The British commander, Augustine Prevost, didn’t budge. Lt. Col. John Maitland had just led an amazing forced march through the marshs and swamps—and, more important, under the nose of the French blockade—so Prevost could muster more troops behind his effort than at the beginning of D’Estaing’s campaign, when the Frenchman could have practically waltzed into the seaport.

Instead of thinking about surrendering, then, the British set about strengthening fortifications. When D’Estaing and the American general in charge of the land operation, Benjamin Lincoln, awoke to the danger, they faced a nearly impregnable enemy.

Deciding they could not lose what they set out for, they ordered an early-morning assault on Spring Hill on October 9. It was a disaster—the bloodiest single hour of fighting in the whole war for the Americans.
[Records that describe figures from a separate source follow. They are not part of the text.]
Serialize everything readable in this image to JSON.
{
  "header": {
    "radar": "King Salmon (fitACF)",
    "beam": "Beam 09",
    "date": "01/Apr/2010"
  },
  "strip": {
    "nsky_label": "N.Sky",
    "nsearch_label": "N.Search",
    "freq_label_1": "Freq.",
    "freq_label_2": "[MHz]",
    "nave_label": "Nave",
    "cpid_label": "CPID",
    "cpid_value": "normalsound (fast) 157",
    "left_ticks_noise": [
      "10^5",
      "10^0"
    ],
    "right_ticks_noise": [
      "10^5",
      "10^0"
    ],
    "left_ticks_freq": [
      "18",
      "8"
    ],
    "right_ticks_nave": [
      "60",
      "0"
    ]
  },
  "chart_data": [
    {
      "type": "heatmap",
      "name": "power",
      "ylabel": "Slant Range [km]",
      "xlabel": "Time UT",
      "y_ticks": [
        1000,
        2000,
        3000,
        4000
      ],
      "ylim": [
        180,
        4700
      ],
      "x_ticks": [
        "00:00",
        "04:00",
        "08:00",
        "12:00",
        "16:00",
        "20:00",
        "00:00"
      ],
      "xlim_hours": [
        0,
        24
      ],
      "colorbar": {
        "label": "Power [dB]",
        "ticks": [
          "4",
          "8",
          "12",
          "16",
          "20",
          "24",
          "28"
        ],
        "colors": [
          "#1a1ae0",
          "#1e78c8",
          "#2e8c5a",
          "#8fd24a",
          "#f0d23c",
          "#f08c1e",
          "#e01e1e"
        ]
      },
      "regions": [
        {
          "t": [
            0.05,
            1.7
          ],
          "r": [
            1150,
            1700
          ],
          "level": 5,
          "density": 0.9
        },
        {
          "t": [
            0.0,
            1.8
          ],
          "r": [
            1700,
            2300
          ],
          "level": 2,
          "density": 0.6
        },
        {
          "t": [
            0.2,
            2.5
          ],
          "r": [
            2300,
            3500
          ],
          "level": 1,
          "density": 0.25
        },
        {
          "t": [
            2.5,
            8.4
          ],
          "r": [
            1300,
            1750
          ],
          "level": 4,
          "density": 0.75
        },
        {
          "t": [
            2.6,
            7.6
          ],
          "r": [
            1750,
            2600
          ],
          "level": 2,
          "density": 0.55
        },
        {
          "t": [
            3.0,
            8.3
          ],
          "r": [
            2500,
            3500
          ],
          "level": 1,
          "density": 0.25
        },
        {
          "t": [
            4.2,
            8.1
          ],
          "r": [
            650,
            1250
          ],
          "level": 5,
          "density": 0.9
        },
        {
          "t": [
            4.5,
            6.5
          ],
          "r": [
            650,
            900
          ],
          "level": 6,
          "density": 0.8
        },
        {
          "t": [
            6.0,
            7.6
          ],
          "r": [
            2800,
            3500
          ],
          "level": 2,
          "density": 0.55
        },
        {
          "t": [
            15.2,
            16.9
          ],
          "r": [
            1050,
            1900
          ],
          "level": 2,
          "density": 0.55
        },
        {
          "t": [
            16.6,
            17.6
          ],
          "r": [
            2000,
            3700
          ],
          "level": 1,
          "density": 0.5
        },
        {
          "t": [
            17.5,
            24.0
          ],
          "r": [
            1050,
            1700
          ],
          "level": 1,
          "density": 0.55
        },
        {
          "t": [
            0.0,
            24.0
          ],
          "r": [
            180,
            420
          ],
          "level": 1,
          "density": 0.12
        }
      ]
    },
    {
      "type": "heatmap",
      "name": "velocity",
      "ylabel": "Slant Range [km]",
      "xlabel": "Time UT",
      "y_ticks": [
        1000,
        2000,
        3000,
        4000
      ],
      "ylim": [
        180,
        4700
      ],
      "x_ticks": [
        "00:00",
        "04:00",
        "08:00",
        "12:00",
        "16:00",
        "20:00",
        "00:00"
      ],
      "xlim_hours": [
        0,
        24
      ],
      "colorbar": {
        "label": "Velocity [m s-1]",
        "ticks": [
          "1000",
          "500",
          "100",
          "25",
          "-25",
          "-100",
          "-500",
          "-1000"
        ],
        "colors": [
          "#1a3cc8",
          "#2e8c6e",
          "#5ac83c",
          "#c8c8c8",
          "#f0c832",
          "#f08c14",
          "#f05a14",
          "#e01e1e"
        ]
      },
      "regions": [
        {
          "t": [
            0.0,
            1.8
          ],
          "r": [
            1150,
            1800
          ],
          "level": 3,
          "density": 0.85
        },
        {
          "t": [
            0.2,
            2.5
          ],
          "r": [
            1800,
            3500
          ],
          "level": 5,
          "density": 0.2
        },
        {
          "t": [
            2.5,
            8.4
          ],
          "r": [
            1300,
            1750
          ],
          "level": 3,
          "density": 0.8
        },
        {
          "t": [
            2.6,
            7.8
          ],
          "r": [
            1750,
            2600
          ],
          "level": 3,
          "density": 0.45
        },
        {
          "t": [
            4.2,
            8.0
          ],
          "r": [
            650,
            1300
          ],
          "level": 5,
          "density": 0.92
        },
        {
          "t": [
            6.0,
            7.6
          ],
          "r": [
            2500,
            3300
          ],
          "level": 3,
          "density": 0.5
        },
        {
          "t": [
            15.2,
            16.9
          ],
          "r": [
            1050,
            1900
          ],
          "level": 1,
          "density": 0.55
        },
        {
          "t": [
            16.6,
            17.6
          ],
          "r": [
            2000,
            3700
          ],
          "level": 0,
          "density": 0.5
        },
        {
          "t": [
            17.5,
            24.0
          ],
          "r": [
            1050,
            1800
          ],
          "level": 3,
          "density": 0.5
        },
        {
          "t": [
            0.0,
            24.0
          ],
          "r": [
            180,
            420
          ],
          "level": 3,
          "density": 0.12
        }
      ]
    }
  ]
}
While the British lost only 55 dead or wounded, the Americans and their allies suffered casualties of 1,000 from their original assault force of 5,000.

As grievous was the psychological blow this dealt the colonists. A bayonet charge drove the Americans and their allies back from the ramparts, forcing them into a ditch below that soon filled with bodies.

Grapeshot victims were scattered on the field for 100 yards beyond. At the sight of them, John Laurens—a valued aide to General George Washington and friend of Alexander Hamilton’s— threw down his sword in disgust.

The Americans were revolted by the presumptuousness of D’Estaing. The admiral, in turn, couldn’t conceal his disdain for his new allies, especially how badly trained and badly clothed the troops were.

Instead of ratcheting down the war effort, as the British Parliament had been heatedly debating, Prevost’s success at Savannah encouraged them to stay the course. Or, at least, continue to do so until General Nathanael Greene led his own hit-fight-and-run campaign in the Carolinas the next year, slowly draining redcoat strength.


In this type of catastrophe, one looks around for some kind of silver lining. It must have been hard to find at the time, but nowadays, reviewing our history as what President Kennedy called “a nation of immigrants,” it’s easy to see that the battle represented a constellation of foreign talent who came to the United States believing in its possibilities for freedom—and willing to shed their own blood for it.


Ancestors of people represented by several countries fought on the American side at the Battle of Savannah: France, Haiti, Scotland, Poland, Sweden, Ireland, and Germany.

Among the foreign soldiers who took a prominent part in the battle:

* Count Casimir Pulaski, often considered the founder of the U.S. cavalry, mortally wounded when he tried to lead 200 cavalrymen between two British redoubts.


*Major Pierre Charles L’Enfant, future architect of the city of Washington, one of the first Frenchmen to volunteer for the war effort, had tried unsuccessfully, the day before the Continental assault, to set fire to the British abatis, a barrier of sharpened tree limbs designed to slow attackers. During the assault, he was one of the last surviving soldiers recovered from the big ditch of bodies during the fruitless assault on the British fortifications. In later years, he would require laudanum to control his terrible pain.


* Count Arthur Dillon, an Irish expatriate, led a regiment that included Irish soldiers serving the King of France. (Fifteen years later, he would be executed during the Reign of Terror.)


* Curt von Stedingk, a dashing Swedish baron well-known around the courts of Gustavus III, Louis XVI and Catherine the Great, led another French column, and was wounded in the left leg during the assault.


* Henri Christophe, a 12-year-old West African slave, is believed to have served as a drummer boy in the French contingent. Nearly a quarter century later, he became one of the leaders of the Haitian Revolution, then, in 1811, became King of Haiti.